Nasci no seio de uma família muito carenciada e onde a única fartura que tínhamos em casa eram a tareias que o meu pai me dava, sempre que estava com os “azeites” ou quando alguém me topava na cinchada…

- O reu, faça o favor explicar o termo “cinchada”- Solicita o Juiz

- Palmar fruta, roubar, senhor doutor Juiz!

- Como ia dizendo; Sempre que alguém bufava aos ouvidos do meu pai, era um enfardar que era um deus nos acuda. Contava a minha mãe que numa ocasião não “lerpei” (morri) por mero acaso, quando levei tal pontapé no fundo da rabadilha, que aos rebolões contei quantos degraus tinha a escada, o resultado foi andar quase um mês sem me poder sentar. Mas a larica (fome) tinha mais força que a dor, do jeito que eu tornei-me um especialista em vagabundagem, na procura constante de alguma coisa comer. Na época em que havia fruta, tirava a barriga de misérias, quando acabava, era o que se podia arranjar, pedia aqui um bocado de pão, ali, umas azeitonas e assim enganava a fome.

Fui crescendo e a necessidade obrigou-me a roubar outras coisas, sim porque nem só de fruta se pode sobreviver, então...

- Um momento! - Interrompe o Juiz – O reu, quer dizer que só roubava por necessidade?

- No princípio sim, mas com o tempo, apanhei-lhe o gosto e após ter lido muito jornal, sobre assaltos e roubos, constatei que era um modo de vida como uma outra qualquer profissão, se bem que de risco muito muito elevado, no entanto de grande importância…

- Vamos lá ver! - Interrompe o Juiz – Como se deve ter apercebido, foi-lhe proposto que se defendesse, uma vez que os crimes de que é acusado poderão ser sancionados de uma ou de outra forma, conforme o seu grau de arrependimento, o que não me parece, à vista do que tem exposto.

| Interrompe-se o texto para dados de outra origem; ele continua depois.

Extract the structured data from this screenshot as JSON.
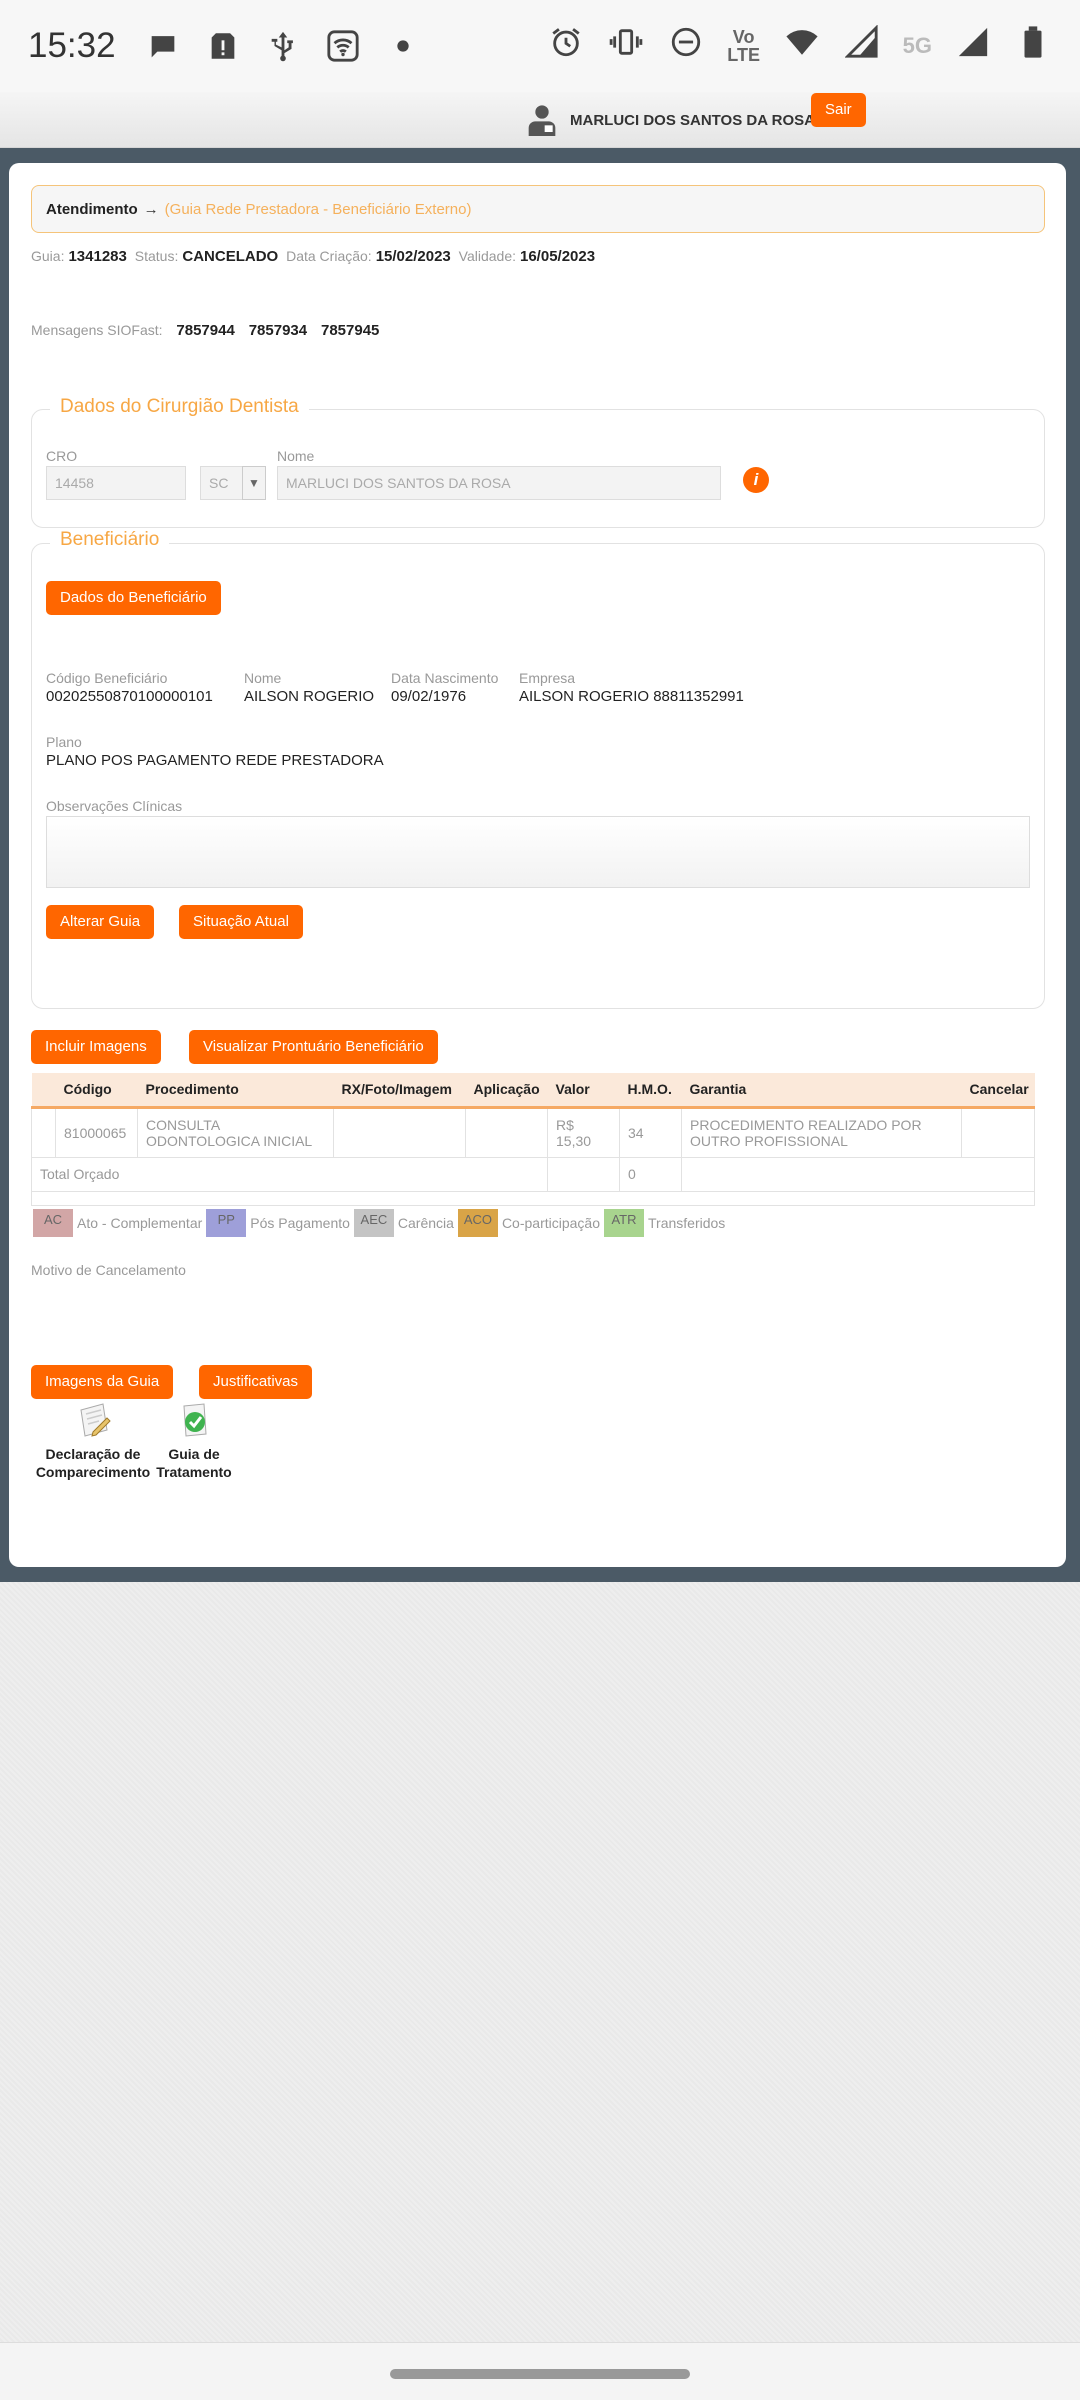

- Perdão, senhor doutor Juiz! Vossa Excelência não me deixou acabar. Permita-me que conclua e então, sim, faça justiça.

Um sururu ecoou na sala, o que obrigou o juiz à força de umas marteladas e ameaça de a mandar evacuar a sala, impor o silêncio.

- Prossiga! – Rosnou o juiz, com ar de quem comeu e não gostou.

- Como estava dizendo, considero o acto de roubar um ofício tão digno como outra profissão…

O riso na assistência fez o juiz dar mais duas marteladas, se bem que, com um sorriso meio-velado.

- Senão, repare: Quanto a riscos, a gente nunca sabe como correrá este ou aquele roubo. Quantas falsas perspectivas e quantos perigos se corre, às vezes por uma carteira vazia, sujeito a ser apanhado e levar uma surra, ou uma chumbada que nos mande para o jardim das tabuletas em três tempos. Sem horários, sem segurança social, sem médico de família, sem reforma e ainda sofrendo de incompreensão de toda uma sociedade.

- Incompreensão?- Comenta o Juiz, fazendo um esforço para se conter e não desatar a gargalhar.

- Incompreensão, sim senhor Doutor! Note: Peço-lhe um esforço para que entenda de que seriam das prisões, serviços administrativos, alarmes e o que isso implica, como técnicos, empresas, fabricantes, seguranças, tantos polícias, guardas prisionais, advogados… E porque não dizê-lo, tribunais, e até V. Exª. que têm os vossos empregos e ganham o vosso pão, graças a quem? A nós ladrões, que por muito que vos custe aceitar, somos a mola impulsionadora de toda esta economia.

Desta forma, apelo a V. Exª. que sendo nós os ladrões uma espécie de garantia do vosso salário, me veja não como um reles delinquente, mas como um elo essencial nesta roda, que à custa de mil sacrifícios, proporciona milhares de empregos neste país.

Alfredo da Costa, conhecido por o “mãozinhas”, foi absolvido de uma pena que o próprio advogado de defesa tinha calculado em 8 anos de prisão.

Ficou porém, em segredo de justiça a razão da absolvição, mas falava-se à boca pequena, que o juiz levou em linha de conta a possibilidade de desemprego, acaso se acabassem estes profissionais.